Tout d'abord, un mot sur la forme physique. Le livre a été imprimé en 1998, et il est impeccable : le papier, les illustrations en couleur ou en noir et blanc, on dirait qu'il est sorti des presses l'année dernière. Du beau boulot d'édition. Sinon, La plante compagne de Pierre Lieutaghi, c'est une sorte de traité sur l'usage pratique et mystique des plantes avant que la modernité n'écrase toutes ces traditions.
L'aspect pratique, je l'ai beaucoup apprécié. C'est presque une liste, par types de plantes, ou par types d'usage. On apprend plein de trucs, et pourtant on a l'impression de ne faire qu'effleurer le sujet tant on sent qu'il y a une montagne de savoir oublié, perdue quelque part dans un passé pas si lointain. L'aspect mystique, sans surprise, je l'ai bien moins apprécié. Je fais confiance à l'auteur pour ne pas croire en toutes les superstitions qu'il évoque, et je n'ai rien contre une petite étude de ces superstitions ; ce n'est pas ce qui me botte le plus, mais certes, ça a son intérêt. Ce que je lui reproche, c'est son approche... confusionniste. C'est peut-être involontaire, mais c'est comme ça que je l'ai perçu. Il mélange sans vergogne d'innombrables superstitions avec quelques faits vérifiés. En conséquence, on ne sait pas sur quel pied danser, on ne sait pas comment prendre tout ce qu'il raconte. Est-ce que tel effet que la tradition donne a telle plante est avéré ? Aucune idée, probablement pas, mais ce n'est pas précisé. Pour cette raison (et celle qui suit), je n'ai pas pu finir le troisième chapitre du livre, que je me suis contenté de survoler.
Ce problème est profondément lié à celui de l'écriture. On pourrait dire que Pierre Lieutaghi a une écriture riche, recherchée, poétique, etc., et parfois c'est le cas, mais, bien souvent, c'est juste à peine compréhensible. Un exemple :
Les peuples du bambou n'ont sans doute pas développé fortuitement la spiritualité du vide, inverse de la matérialité anxieuse de nos religions où il importe, l'espace d'une seule vie, de connaitre le poids, la dureté, l'indestructible fatalité d'une croix taillée dans l'arbre solaire et foudroyant de la vie éternelle.
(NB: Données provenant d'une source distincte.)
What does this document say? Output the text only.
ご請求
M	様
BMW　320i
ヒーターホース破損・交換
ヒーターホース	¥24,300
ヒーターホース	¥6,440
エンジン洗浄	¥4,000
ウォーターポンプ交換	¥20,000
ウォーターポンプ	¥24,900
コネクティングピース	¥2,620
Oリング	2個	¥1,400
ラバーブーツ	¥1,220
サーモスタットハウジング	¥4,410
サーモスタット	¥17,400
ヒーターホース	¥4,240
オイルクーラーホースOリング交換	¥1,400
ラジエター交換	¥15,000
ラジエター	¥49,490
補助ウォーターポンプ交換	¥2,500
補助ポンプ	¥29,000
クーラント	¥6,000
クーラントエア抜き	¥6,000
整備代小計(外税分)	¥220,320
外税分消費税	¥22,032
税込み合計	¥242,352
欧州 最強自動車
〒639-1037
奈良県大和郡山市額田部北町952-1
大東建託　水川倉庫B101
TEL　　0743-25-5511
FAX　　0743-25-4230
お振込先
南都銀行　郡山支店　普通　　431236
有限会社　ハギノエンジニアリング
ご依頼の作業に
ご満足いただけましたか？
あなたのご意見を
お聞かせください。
Est-ce que c'est... un raisonnement ? Si c'est un raisonnement, il est douteux, et je ne peux m'empêcher de voir la surécriture comme une technique de distraction sophistique. Un autre morceau :
On ne dira rien du temps où l'analogie a pu initier d'elle-même des usages, dans la rencontre avec un récepteur mental qui ne s'interrogeait pas encore sur le pourquoi. De ce temps-là, on ne sait rien. Un jour, pourtant, le jeu de miroirs déclenchera l'évidence : quelque chose m'a précédé, qui savait préparer les découpes où s'intègrent juste comme il faut les pièces premières de ma pensée. On pense, donc je suis. Et ce qui rassure, d'emblée, voue au vertige. L'affaire n'est pas close.
C'est vraiment représentatif du ton général. Je veux bien croire que si on s'y penche avec attention on peut éventuellement en tirer du sens, mais tout le long d'un livre, c'est lourd.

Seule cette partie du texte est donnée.